Of course emergencies do happen, says Thomas, and he doesn’t hesitate to help clients out with travel issues or cancelled flights at any hour of the night and day. But sometimes the requests are more outlandish; for instance, the client who needed a Donald Trump impersonator, stat, to surprise his guests when they arrived at the hotel.
One of the new season’s plot points centres on Portia, the beleaguered personal assistant of Tanya McQuoid (played by Jennifer Coolidge). Portia has been brought on holiday only to be ordered to stay out of sight in her hotel room. In real life as on screen, travelling with an entourage of staff is par for the course.
“People travel with PAs, some people travel with their own therapists… whether that be physical or homoeopathic. Some people travel with their own drivers and, obviously, with their nannies. It does go to quite extreme lengths,” says Anderson.
“Lots of wealthy families bring their personal trainers along on holiday – they can be paid €10,000 a month for two hours of work a day,” a source tells me. He spent three years working behind the scenes on holidays for the rich (and sometimes famous).

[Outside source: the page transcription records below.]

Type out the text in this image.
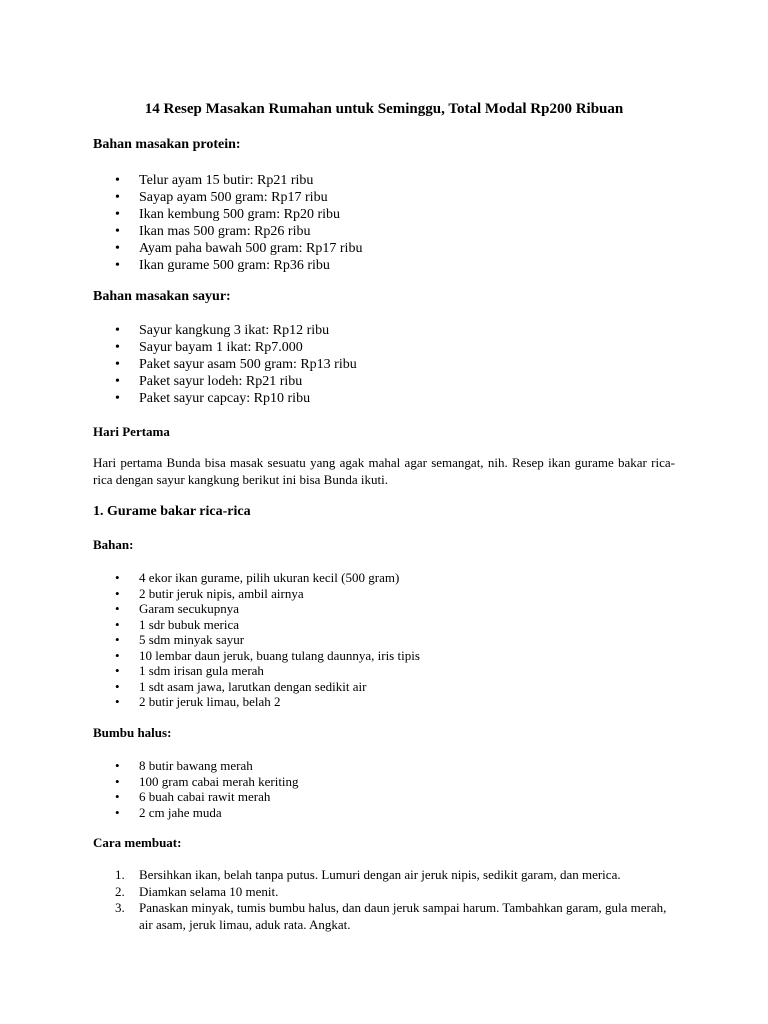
14 Resep Masakan Rumahan untuk Seminggu, Total Modal Rp200 Ribuan
Bahan masakan protein:
• Telur ayam 15 butir: Rp21 ribu
• Sayap ayam 500 gram: Rp17 ribu
• Ikan kembung 500 gram: Rp20 ribu
• Ikan mas 500 gram: Rp26 ribu
• Ayam paha bawah 500 gram: Rp17 ribu
• Ikan gurame 500 gram: Rp36 ribu
Bahan masakan sayur:
• Sayur kangkung 3 ikat: Rp12 ribu
• Sayur bayam 1 ikat: Rp7.000
• Paket sayur asam 500 gram: Rp13 ribu
• Paket sayur lodeh: Rp21 ribu
• Paket sayur capcay: Rp10 ribu
Hari Pertama

Hari pertama Bunda bisa masak sesuatu yang agak mahal agar semangat, nih. Resep ikan gurame bakar rica-rica dengan sayur kangkung berikut ini bisa Bunda ikuti.

1. Gurame bakar rica-rica
Bahan:
• 4 ekor ikan gurame, pilih ukuran kecil (500 gram)
• 2 butir jeruk nipis, ambil airnya
• Garam secukupnya
• 1 sdr bubuk merica
• 5 sdm minyak sayur
• 10 lembar daun jeruk, buang tulang daunnya, iris tipis
• 1 sdm irisan gula merah
• 1 sdt asam jawa, larutkan dengan sedikit air
• 2 butir jeruk limau, belah 2
Bumbu halus:
• 8 butir bawang merah
• 100 gram cabai merah keriting
• 6 buah cabai rawit merah
• 2 cm jahe muda
Cara membuat:
1. Bersihkan ikan, belah tanpa putus. Lumuri dengan air jeruk nipis, sedikit garam, dan merica.
2. Diamkan selama 10 menit.
3. Panaskan minyak, tumis bumbu halus, dan daun jeruk sampai harum. Tambahkan garam, gula merah, air asam, jeruk limau, aduk rata. Angkat.
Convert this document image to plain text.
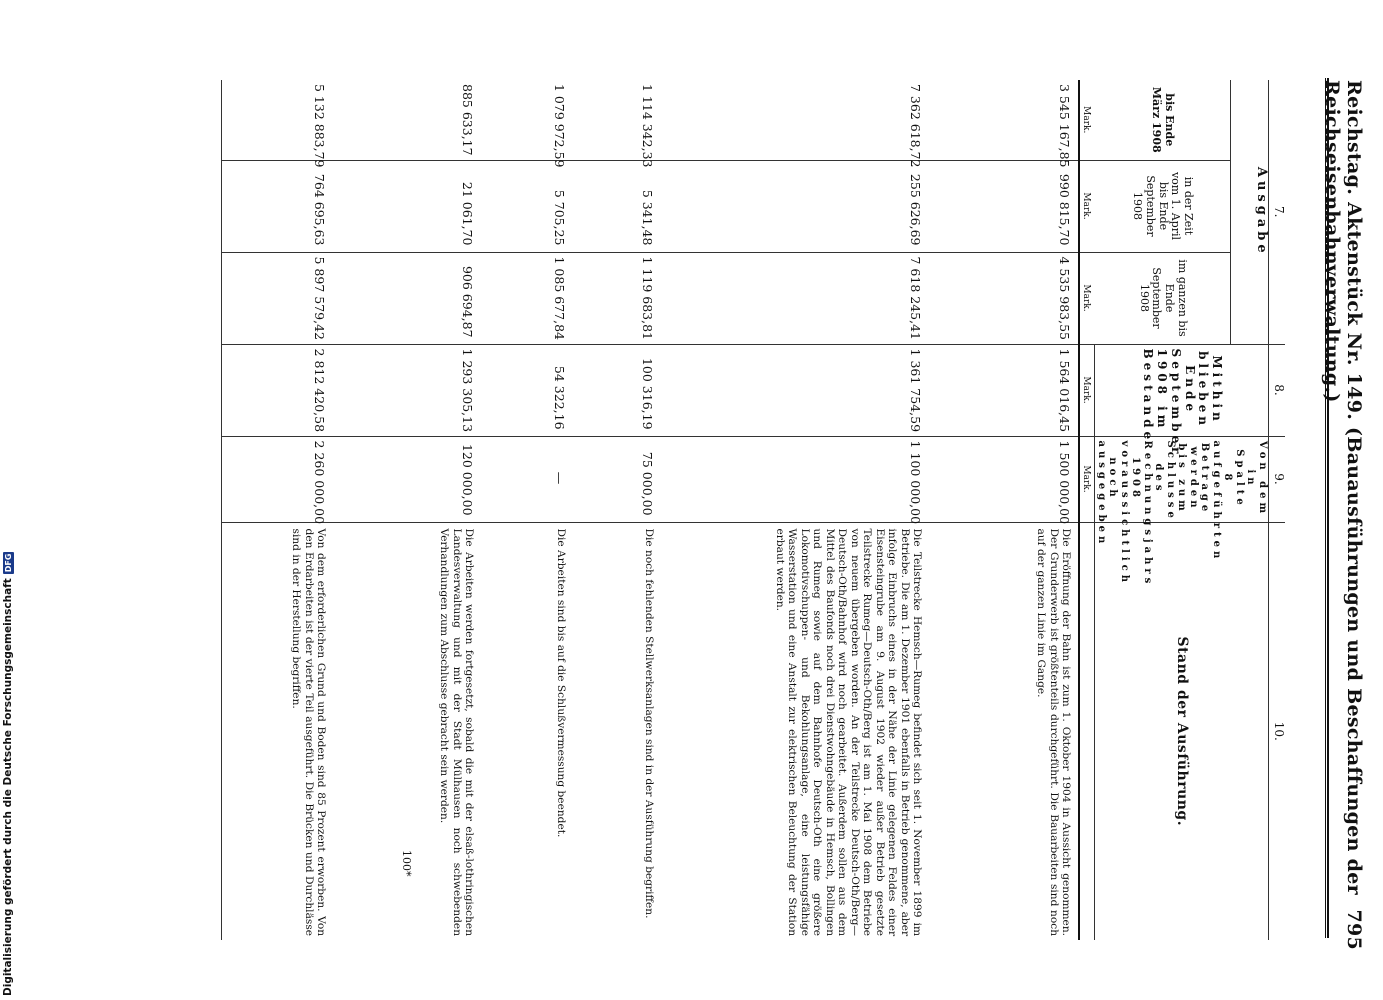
Reichstag. Aktenstück Nr. 149. (Bauausführungen und Beschaffungen der Reichseisenbahnverwaltung.)
795
7.			8.	9.	10.
Ausgabe			Mithin blieben Ende September 1908 im Bestande	Von dem in Spalte 8 aufgeführten Betrage werden bis zum Schlusse des Rechnungsjahrs 1908 voraussichtlich noch ausgegeben	Stand der Ausführung.
bis Ende März 1908	in der Zeit vom 1. April bis Ende September 1908	im ganzen bis Ende September 1908			
Mark.	Mark.	Mark.	Mark.	Mark.	
3 545 167,85	990 815,70	4 535 983,55	1 564 016,45	1 500 000,00	Die Eröffnung der Bahn ist zum 1. Oktober 1904 in Aussicht genommen. Der Grunderwerb ist größtenteils durchgeführt. Die Bauarbeiten sind noch auf der ganzen Linie im Gange.
7 362 618,72	255 626,69	7 618 245,41	1 361 754,59	1 100 000,00	Die Teilstrecke Hemsch—Rumeg befindet sich seit 1. November 1899 im Betriebe. Die am 1. Dezember 1901 ebenfalls in Betrieb genommene, aber infolge Einbruchs eines in der Nähe der Linie gelegenen Feldes einer Eisensteingrube am 9. August 1902 wieder außer Betrieb gesetzte Teilstrecke Rumeg—Deutsch-Oth/Berg ist am 1. Mai 1908 dem Betriebe von neuem übergeben worden. An der Teilstrecke Deutsch-Oth/Berg—Deutsch-Oth/Bahnhof wird noch gearbeitet. Außerdem sollen aus dem Mittel des Baufonds noch drei Dienstwohngebäude in Hemsch, Bollingen und Rumeg sowie auf dem Bahnhofe Deutsch-Oth eine größere Lokomotivschuppen- und Bekohlungsanlage, eine leistungsfähige Wasserstation und eine Anstalt zur elektrischen Beleuchtung der Station erbaut werden.
1 114 342,33	5 341,48	1 119 683,81	100 316,19	75 000,00	Die noch fehlenden Stellwerksanlagen sind in der Ausführung begriffen.
1 079 972,59	5 705,25	1 085 677,84	54 322,16	—	Die Arbeiten sind bis auf die Schlußvermessung beendet.
885 633,17	21 061,70	906 694,87	1 293 305,13	120 000,00	Die Arbeiten werden fortgesetzt, sobald die mit der elsaß-lothringischen Landesverwaltung und mit der Stadt Mülhausen noch schwebenden Verhandlungen zum Abschlusse gebracht sein werden.
5 132 883,79	764 695,63	5 897 579,42	2 812 420,58	2 260 000,00	Von dem erforderlichen Grund und Boden sind 85 Prozent erworben. Von den Erdarbeiten ist der vierte Teil ausgeführt. Die Brücken und Durchlässe sind in der Herstellung begriffen.
100*
Digitalisierung gefördert durch die Deutsche Forschungsgemeinschaft
DFG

He’s collected enough anecdotes of diva behaviour to fill a Bombardier Challenger, including being ordered to pay off tourists to abandon their sun loungers to the tune of €2500 (the clients wanted an empty beach), working for an ultra-wealthy businessman who had a study stocked with 10 copies of his own book and nothing else, and one memorable client who wouldn’t swim without multiple bodyguards jumping in with him.
Mike White, The White Lotus’s creator, was bang on the money in selecting Sicily as the set for the second season. It was filmed at the Sicilian Four Seasons Taormina at San Domenico Palace, where a week’s accommodation starts from £5000 for a room with a sea view – a drop in the ocean for the uber-wealthy.

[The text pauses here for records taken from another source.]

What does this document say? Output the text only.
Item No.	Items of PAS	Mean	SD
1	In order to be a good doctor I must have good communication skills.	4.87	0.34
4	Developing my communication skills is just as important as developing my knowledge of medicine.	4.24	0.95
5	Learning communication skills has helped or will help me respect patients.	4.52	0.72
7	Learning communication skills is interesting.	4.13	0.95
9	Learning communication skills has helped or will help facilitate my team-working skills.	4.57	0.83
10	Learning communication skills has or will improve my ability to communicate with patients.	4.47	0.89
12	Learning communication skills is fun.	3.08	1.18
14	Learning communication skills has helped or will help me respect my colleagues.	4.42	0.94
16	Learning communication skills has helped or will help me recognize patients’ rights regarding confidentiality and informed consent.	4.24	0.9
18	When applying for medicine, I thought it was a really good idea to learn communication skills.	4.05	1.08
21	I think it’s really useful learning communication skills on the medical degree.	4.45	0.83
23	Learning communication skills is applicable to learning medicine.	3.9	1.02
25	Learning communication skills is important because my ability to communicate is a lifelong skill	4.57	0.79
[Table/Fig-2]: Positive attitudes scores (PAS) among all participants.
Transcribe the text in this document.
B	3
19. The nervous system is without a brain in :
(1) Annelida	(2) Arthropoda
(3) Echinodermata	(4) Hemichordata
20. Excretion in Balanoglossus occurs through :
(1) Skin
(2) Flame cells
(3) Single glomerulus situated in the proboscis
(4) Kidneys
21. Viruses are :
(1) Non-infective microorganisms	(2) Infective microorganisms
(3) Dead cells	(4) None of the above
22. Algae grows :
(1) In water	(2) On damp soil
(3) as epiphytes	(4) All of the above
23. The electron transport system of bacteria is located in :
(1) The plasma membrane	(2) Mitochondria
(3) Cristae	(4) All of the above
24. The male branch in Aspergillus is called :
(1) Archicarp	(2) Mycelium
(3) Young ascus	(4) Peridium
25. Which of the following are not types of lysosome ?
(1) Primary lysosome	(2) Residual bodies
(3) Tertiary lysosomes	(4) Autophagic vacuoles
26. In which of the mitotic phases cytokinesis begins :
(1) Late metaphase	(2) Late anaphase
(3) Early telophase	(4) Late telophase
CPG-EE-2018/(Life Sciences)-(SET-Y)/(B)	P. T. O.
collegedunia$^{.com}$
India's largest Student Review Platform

While Sicily isn’t as popular among Knightsbridge Circle members as the Amalfi Coast and Como (of course), Italy is enjoying another year in the sun as the favoured European destination for wealthy travellers. This summer, it was so busy that “it was really challenging finding landing slots for private jets and accommodation at top hotels”, says Anderson.
White told the New Yorker he wanted to portray how wealth can “inform and pervert our most intimate relationships”, and explore the Faustian bargain of marrying into money. The first series also delves into the class divide between the hotel’s wealthy guests and its native Hawaiian staff.
In contrast, the second probes the gap between “old” and “new money” and the angst that accompanies inter-generational wealth. Cameron Babcock and his wife Daphne (Meghann Fahy) are a masterclass in entitlement, and tensions arise as they holiday with the newly monied Harper and Ethan Spiller (Plaza and Sharpe), who consider themselves more down-to-earth.
The new cast of holidaymakers also includes the Di Grasso family. There is a leery elderly grandfather (played by F. Murray Abraham) who makes comments like, “the women I desire remain young”; a father (Sopranos star Michael Imperioli) who brings young women into the hotel and pays them for sex; and a college-age son who feels he must atone for their sins (Adam DiMarco). “You can’t just buy people off, Dad,” he says.
The White Lotus’s portrayal of the wealthy elite as entitled and morally vacuous is only half the story, Thomas insists. “Of course there’s the odd person who’s like that but, in general, people are polite and appreciative. I think people think if you throw a hissy fit you’re going to get better service, but in reality, it’s the opposite.
“Sometimes people do lose themselves because they’re used to having someone do everything for [them]. You can easily fall into the ridiculous. But the show is amplifying the most extreme cases, which makes for better viewing.”